她的身體是男人開發出來的,男人自然深知她的敏感點在哪裡,不一會她便嬌喘連連,那兩粒桃紅已經硬的像是紅豆一般,而身子僵直着,瑟縮着。
大手落在臀上,慕如一身子一緊,那樣溫熱的力度讓她既恐懼,又隱隱的渴求……好奇怪,好玄妙,好匪夷所思的感覺……
“小妖精,還說不想要我?”
皇甫烈將手探進她腿心,肆意撫弄,惹得春潮氾濫,一發不可收拾……
慕如一已經半點招架的能力都沒有了,小手胡亂的在男人的大手抓撫,像是抗拒,而更多了幾分邀請的意味。
皇甫烈將她翻轉過來,一手抱着她朝着那張寬大的牀走過去,一邊走一邊撕扯她的衣服,將她拋落在牀上時,她已經是身無一縷的小綿羊了。
嬌弱的身子在牀上彈跳了幾下,牀單還是有些發涼的,慕如一皺了皺眉,飛快的從牀上爬起來,嘟着脣道:“這牀是她們睡過的,髒死了!”
這小東西,還真的是挑剔,皇甫烈脣角不經意的撇了撇,一把將小女人攬入臂彎,朝着門外的方向走過去。
他這個動作將小女人嚇的魂飛魄散啊,這個混蛋男人要做什麼?不會真的要帶她到公衆場合做那種事吧?
手足並用的掙扎着,她慌亂的喊着:“你大爺的皇甫烈,你要帶我去哪裡!”
“你不是嫌牀上髒麼,地上也被她們弄髒了,我們要到一個沒有她們痕跡的地方去!”
皇甫烈手下加重力度,小女人被他緊緊桎梏住,活動的範圍小而又小。
“皇甫烈,就算去別的地方,你也要把我衣服穿上啊!”
“不必!反正也是要脫的!”
慕如一絕望的閉上眼睛,只聽得一聲開門的聲響,一股冷意直襲而來,讓她緊張的顫抖,越是這樣也不敢睜開眼睛。
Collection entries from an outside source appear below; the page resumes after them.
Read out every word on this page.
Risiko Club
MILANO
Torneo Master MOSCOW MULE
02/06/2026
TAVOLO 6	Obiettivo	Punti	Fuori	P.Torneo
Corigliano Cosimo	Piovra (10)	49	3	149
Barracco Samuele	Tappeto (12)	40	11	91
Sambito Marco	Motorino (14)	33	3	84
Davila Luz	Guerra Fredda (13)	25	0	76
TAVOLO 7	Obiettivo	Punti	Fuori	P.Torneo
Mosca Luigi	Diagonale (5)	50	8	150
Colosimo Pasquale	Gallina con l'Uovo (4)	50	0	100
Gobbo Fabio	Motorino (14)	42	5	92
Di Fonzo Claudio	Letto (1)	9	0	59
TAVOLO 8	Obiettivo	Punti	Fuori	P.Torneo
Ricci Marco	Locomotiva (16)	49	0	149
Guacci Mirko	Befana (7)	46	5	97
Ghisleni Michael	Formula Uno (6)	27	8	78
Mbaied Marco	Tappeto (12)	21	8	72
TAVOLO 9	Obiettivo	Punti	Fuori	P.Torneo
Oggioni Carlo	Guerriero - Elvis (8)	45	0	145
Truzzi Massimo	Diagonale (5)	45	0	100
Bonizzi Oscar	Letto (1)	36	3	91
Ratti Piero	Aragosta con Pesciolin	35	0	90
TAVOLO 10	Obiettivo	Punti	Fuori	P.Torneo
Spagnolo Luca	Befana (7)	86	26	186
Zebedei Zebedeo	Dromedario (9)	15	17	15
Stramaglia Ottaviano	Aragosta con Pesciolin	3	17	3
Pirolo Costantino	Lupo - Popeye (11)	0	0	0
你大爺的皇甫烈,真的赤身,裸,體的將她帶到走廊裡來了,她以後該怎麼見人!
將身體縮了又縮,小手護在胸前,兩條纖細的長腿閉合起來,她只能儘量不讓關鍵部位露出來,小臉也深深的埋起來……
男人卻不打算讓她遮醜,大手猛然將她護住關鍵部位的小手拂落,將她一個調轉,迫使她背對着男人,胸和腿都暴露出來。
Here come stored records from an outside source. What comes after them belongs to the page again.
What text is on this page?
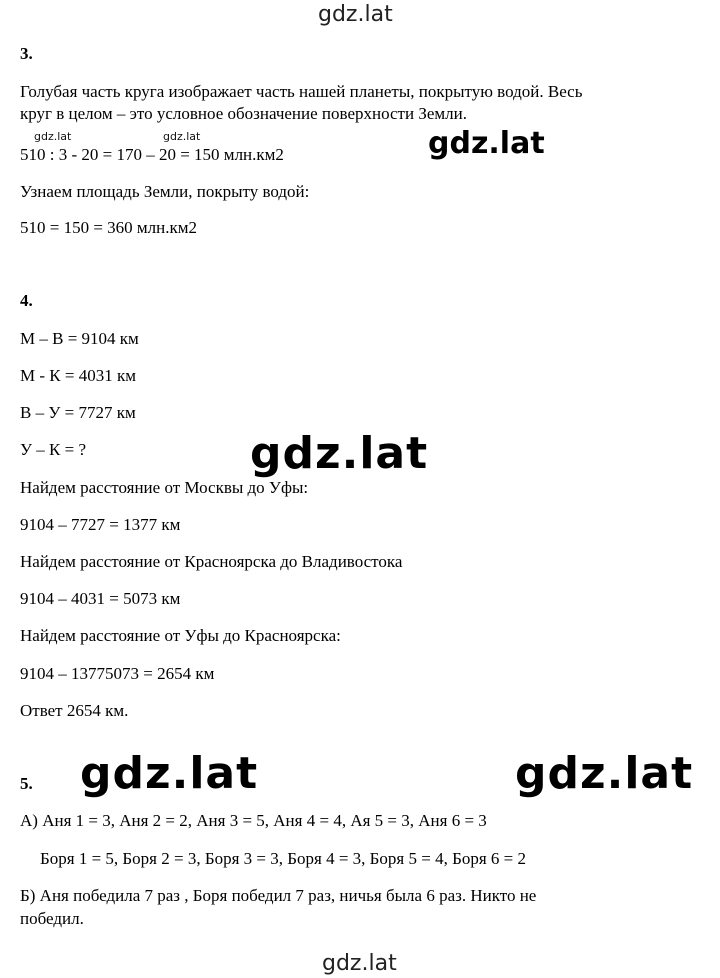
gdz.lat
gdz.lat	gdz.lat	gdz.lat
gdz.lat
gdz.lat	gdz.lat
gdz.lat
3.
Голубая часть круга изображает часть нашей планеты, покрытую водой. Весь
круг в целом – это условное обозначение поверхности Земли.
510 : 3 - 20 = 170 – 20 = 150 млн.км2
Узнаем площадь Земли, покрыту водой:
510 = 150 = 360 млн.км2
4.
М – В = 9104 км
М - К = 4031 км
В – У = 7727 км
У – К = ?
Найдем расстояние от Москвы до Уфы:
9104 – 7727 = 1377 км
Найдем расстояние от Красноярска до Владивостока
9104 – 4031 = 5073 км
Найдем расстояние от Уфы до Красноярска:
9104 – 13775073 = 2654 км
Ответ 2654 км.
5.
А) Аня 1 = 3, Аня 2 = 2, Аня 3 = 5, Аня 4 = 4, Ая 5 = 3, Аня 6 = 3
Боря 1 = 5, Боря 2 = 3, Боря 3 = 3, Боря 4 = 3, Боря 5 = 4, Боря 6 = 2
Б) Аня победила 7 раз , Боря победил 7 раз, ничья была 6 раз. Никто не
победил.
緊接着,她被狠狠的抵在了一側的牆壁上,身體被擠壓的變了形。
正欲咒罵,嘩的一股水流迎面澆下,毫無準備的被嗆到,咳嗽了好幾聲。
男人沒有給她喘息的機會,大手扶正她的身體,從後面狠狠的撞了進去。
一切都來的那麼突然,讓她幾近窒息,猛然睜開眼,瞳孔卻瞬間失去了焦距……
“小東西,不是有潔癖麼,一邊洗澡一邊XXOO,你還喜歡麼?”
皇甫烈黯啞的低語,抵住幽深的盡頭惡意的摩挲,慕如一忍不住輕呼出聲,幾天來沒有經過雨露的潤澤,現在乾涸的身體驀地被撐開闖入,讓她既有久旱逢甘霖的欣喜,又有對男人侵犯的本能羞恥感……
惶惶然,她看清了這是個什麼地方,這分明就是在浴室,男人沒有將她帶出室外,只不過一拽門進入了浴室而已。
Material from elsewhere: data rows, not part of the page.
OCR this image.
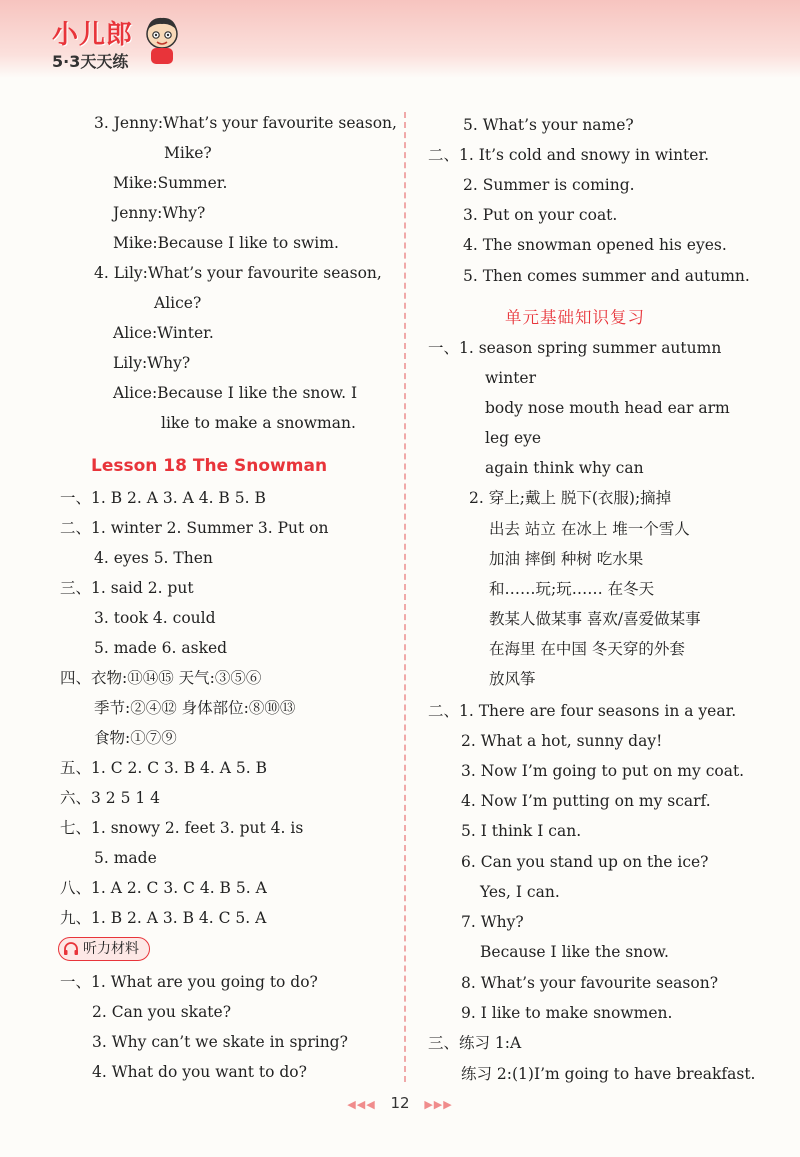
小儿郎
5·3天天练
3. Jenny:What’s your favourite season,
Mike?
Mike:Summer.
Jenny:Why?
Mike:Because I like to swim.
4. Lily:What’s your favourite season,
Alice?
Alice:Winter.
Lily:Why?
Alice:Because I like the snow. I
like to make a snowman.
Lesson 18 The Snowman
一、1. B 2. A 3. A 4. B 5. B
二、1. winter 2. Summer 3. Put on
4. eyes 5. Then
三、1. said 2. put
3. took 4. could
5. made 6. asked
四、衣物:⑪⑭⑮ 天气:③⑤⑥
季节:②④⑫ 身体部位:⑧⑩⑬
食物:①⑦⑨
五、1. C 2. C 3. B 4. A 5. B
六、3 2 5 1 4
七、1. snowy 2. feet 3. put 4. is
5. made
八、1. A 2. C 3. C 4. B 5. A
九、1. B 2. A 3. B 4. C 5. A
听力材料
一、1. What are you going to do?
2. Can you skate?
3. Why can’t we skate in spring?
4. What do you want to do?
5. What’s your name?
二、1. It’s cold and snowy in winter.
2. Summer is coming.
3. Put on your coat.
4. The snowman opened his eyes.
5. Then comes summer and autumn.
单元基础知识复习
一、1. season spring summer autumn
winter
body nose mouth head ear arm
leg eye
again think why can
2. 穿上;戴上 脱下(衣服);摘掉
出去 站立 在冰上 堆一个雪人
加油 摔倒 种树 吃水果
和……玩;玩…… 在冬天
教某人做某事 喜欢/喜爱做某事
在海里 在中国 冬天穿的外套
放风筝
二、1. There are four seasons in a year.
2. What a hot, sunny day!
3. Now I’m going to put on my coat.
4. Now I’m putting on my scarf.
5. I think I can.
6. Can you stand up on the ice?
Yes, I can.
7. Why?
Because I like the snow.
8. What’s your favourite season?
9. I like to make snowmen.
三、练习 1:A
练习 2:(1)I’m going to have breakfast.
◀◀◀ 12 ▶▶▶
剛纔還害的她那麼心驚膽戰的,卻都不肯解釋一句,真是惡劣!
慕如一不滿的掙扎,小手和小腳同時用力,在牆壁上用力一撐,卻恰恰迎上了男人狠戾一撞,讓她頓時癱軟了,眼睛由於驚駭睜得老大。
整個身體幾乎被貫穿了,這樣下去,她恐怕要被男人撞擊成碎片……
“痛!好痛!”
皇甫烈聽到她的呼喊,眸中一寒,這個小東西,幾天不經歷就生疏了?看來以後他要好好寵幸她纔是,日日夜夜帶她溫習功課!
慕如一小手小腳總是在牆壁上踢打,使得男人幾次錯失了方位。
不由得惱火,暫時退出來,大手陡然一轉,小女人被迫與男人面對面,男人趁她錯愕的空當從前面撞了過去,使得她的後背整個貼在牆壁上。
雖然還是些微生澀,而感覺比剛纔好了很多,隨着男人一波又一波凌厲的撞擊,小女人下意識的環住男人的脖頸,腿腳緊緊攀附在男人腰間。
美麗的脖頸向後微微揚起,溫熱的水簾將兩個人籠罩起來,構成一幅原始而動感的圖畫,氤氳着朦朧的霧氣,唯美的性感……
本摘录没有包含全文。